8. Organic isn’t a must. When it comes to cereal, organic is not superior, Farrell says — it’s more a matter of personal preference. If you want your kids to eat only organic, buy organic cereal, but it’s not necessary for kids’ nutrition, she says. When it comes to putting fruit on top of the cereal, that’s where you may want to choose organically grown, she explains. And keep in mind that a cereal labeled “natural” doesn’t mean it’s any better either, Farrell says. It still could be high in sugar and sodium.
9. Go for the vitamins and minerals. Most breakfast cereals are fortified with vitamins and minerals, enough to supply approximately 25 percent of the daily value. Some have much more. If your kids are taking vitamins, 25 percent is good. If not, maybe you want those with a higher percentage.

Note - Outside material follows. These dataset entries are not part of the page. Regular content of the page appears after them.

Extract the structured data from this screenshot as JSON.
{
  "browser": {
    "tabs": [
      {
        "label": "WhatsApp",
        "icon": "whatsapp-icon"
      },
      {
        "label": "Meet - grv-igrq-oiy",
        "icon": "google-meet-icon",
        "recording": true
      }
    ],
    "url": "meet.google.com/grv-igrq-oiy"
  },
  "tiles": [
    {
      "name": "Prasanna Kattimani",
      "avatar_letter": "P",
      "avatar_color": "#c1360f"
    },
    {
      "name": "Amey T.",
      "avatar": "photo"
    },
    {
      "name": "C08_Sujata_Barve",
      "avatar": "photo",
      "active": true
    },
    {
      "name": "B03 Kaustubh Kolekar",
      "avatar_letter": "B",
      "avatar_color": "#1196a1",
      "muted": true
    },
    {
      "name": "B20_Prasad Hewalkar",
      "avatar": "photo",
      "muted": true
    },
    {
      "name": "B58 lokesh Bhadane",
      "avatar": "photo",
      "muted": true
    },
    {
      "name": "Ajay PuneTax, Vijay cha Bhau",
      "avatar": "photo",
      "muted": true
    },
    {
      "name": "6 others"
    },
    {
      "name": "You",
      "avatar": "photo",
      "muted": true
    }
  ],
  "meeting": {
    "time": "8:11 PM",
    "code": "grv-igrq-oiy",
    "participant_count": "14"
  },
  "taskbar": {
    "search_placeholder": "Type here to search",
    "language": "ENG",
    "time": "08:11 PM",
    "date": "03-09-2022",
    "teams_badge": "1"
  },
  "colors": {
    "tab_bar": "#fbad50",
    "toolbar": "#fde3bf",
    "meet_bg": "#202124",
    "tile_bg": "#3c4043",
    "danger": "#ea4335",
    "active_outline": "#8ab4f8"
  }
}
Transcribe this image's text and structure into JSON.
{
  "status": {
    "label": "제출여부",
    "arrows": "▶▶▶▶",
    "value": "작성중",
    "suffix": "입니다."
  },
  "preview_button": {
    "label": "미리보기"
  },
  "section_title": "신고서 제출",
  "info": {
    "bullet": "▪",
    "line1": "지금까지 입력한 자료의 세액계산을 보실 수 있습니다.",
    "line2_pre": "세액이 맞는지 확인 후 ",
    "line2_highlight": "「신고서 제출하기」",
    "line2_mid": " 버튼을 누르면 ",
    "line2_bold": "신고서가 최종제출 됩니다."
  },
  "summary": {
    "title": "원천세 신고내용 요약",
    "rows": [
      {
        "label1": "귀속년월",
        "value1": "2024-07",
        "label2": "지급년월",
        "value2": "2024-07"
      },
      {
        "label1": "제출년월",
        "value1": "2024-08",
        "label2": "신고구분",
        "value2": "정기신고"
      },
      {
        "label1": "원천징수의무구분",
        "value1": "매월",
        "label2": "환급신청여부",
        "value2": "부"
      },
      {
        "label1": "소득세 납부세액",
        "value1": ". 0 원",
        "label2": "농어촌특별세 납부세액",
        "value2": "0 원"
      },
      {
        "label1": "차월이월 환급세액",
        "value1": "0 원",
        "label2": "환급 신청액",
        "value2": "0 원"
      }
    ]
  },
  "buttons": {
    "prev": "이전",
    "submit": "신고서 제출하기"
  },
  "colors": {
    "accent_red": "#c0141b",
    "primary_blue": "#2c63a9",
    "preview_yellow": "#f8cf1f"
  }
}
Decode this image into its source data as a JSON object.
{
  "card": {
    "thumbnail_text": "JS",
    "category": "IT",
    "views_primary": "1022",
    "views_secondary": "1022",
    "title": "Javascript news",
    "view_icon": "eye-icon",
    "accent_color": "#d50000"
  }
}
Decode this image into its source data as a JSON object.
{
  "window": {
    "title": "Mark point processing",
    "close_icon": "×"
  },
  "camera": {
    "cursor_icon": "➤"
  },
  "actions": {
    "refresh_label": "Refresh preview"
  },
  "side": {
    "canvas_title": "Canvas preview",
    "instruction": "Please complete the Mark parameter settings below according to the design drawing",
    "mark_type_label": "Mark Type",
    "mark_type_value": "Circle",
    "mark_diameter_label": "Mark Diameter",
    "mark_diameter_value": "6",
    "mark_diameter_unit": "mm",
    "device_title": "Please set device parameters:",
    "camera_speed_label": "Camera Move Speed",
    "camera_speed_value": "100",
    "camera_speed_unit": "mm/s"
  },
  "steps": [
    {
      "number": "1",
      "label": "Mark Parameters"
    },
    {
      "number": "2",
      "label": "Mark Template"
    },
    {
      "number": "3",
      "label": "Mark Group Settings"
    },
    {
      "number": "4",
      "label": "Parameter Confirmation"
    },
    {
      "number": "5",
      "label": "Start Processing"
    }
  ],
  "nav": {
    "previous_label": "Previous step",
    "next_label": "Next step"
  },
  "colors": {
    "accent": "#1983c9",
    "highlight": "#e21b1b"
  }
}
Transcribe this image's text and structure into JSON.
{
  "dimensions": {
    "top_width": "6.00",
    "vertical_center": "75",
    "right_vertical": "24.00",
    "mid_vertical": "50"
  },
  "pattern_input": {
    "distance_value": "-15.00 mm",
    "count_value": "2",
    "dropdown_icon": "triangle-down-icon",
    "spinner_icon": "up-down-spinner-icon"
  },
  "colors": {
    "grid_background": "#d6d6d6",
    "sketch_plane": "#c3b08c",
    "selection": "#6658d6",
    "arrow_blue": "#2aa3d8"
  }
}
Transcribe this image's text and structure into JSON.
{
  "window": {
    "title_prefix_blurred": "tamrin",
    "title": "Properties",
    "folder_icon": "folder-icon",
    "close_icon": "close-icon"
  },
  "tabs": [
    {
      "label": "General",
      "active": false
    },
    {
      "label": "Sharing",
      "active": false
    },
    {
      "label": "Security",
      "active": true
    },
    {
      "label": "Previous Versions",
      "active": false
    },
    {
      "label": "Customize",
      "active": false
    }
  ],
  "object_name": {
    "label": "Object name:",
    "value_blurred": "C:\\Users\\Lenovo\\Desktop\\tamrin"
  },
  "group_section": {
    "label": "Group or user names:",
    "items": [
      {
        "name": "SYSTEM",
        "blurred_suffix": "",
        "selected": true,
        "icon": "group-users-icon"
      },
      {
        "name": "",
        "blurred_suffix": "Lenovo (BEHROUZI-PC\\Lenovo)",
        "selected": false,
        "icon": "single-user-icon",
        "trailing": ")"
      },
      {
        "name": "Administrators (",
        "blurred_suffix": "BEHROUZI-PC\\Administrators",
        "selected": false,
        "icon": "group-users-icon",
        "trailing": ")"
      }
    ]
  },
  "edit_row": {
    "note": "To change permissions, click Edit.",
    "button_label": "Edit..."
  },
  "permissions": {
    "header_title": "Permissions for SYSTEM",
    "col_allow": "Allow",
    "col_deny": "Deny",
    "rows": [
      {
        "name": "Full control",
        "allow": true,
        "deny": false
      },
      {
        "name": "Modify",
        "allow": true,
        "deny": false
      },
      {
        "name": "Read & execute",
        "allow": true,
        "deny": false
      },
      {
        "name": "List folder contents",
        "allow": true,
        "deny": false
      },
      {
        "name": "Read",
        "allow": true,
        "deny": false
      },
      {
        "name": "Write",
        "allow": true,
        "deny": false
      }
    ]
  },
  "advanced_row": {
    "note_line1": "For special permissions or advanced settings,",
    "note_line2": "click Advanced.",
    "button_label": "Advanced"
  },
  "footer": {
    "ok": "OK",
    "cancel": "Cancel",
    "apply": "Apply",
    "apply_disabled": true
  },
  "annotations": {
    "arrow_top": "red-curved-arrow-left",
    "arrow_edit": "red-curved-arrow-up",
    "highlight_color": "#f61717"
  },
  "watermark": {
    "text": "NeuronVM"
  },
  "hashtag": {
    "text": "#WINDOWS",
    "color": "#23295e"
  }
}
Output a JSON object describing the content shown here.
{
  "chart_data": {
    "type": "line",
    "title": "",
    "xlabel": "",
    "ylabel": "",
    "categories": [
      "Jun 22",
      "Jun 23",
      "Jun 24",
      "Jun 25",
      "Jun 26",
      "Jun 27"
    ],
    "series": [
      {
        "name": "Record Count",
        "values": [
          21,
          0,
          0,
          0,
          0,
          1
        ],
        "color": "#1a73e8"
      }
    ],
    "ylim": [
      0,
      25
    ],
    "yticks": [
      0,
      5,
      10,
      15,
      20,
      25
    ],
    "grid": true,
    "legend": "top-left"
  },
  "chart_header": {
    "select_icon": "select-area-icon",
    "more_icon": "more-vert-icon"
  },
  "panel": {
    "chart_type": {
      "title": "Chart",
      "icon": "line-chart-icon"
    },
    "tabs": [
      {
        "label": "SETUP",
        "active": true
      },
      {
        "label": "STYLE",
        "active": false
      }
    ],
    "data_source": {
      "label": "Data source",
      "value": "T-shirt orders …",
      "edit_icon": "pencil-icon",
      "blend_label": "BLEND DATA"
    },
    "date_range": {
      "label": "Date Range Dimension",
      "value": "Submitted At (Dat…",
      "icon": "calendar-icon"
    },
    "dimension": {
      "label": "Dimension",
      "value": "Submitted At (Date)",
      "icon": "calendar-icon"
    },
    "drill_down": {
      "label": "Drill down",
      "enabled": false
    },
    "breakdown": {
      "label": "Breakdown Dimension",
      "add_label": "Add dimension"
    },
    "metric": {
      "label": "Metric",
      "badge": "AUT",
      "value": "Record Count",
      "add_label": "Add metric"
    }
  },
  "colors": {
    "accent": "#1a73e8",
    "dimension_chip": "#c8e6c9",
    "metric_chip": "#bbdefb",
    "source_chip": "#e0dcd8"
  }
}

10. Pick what your kids like. You might buy the best cereal in terms of kids’ nutrition, but if they don’t like the taste, they won’t eat it, and you’ve wasted your money. If they only want high-sugar cereals or ones with chocolate bits, give them some, but in small amounts. Mix their favorites with yours, Farrell says. That way you both will be happy.
Don’t let the choices in the cereal aisle overwhelm you. Read labels, not marketing slogans, and look for breakfast cereals that are high in fiber, low in sugar, and fortified with vitamins and minerals.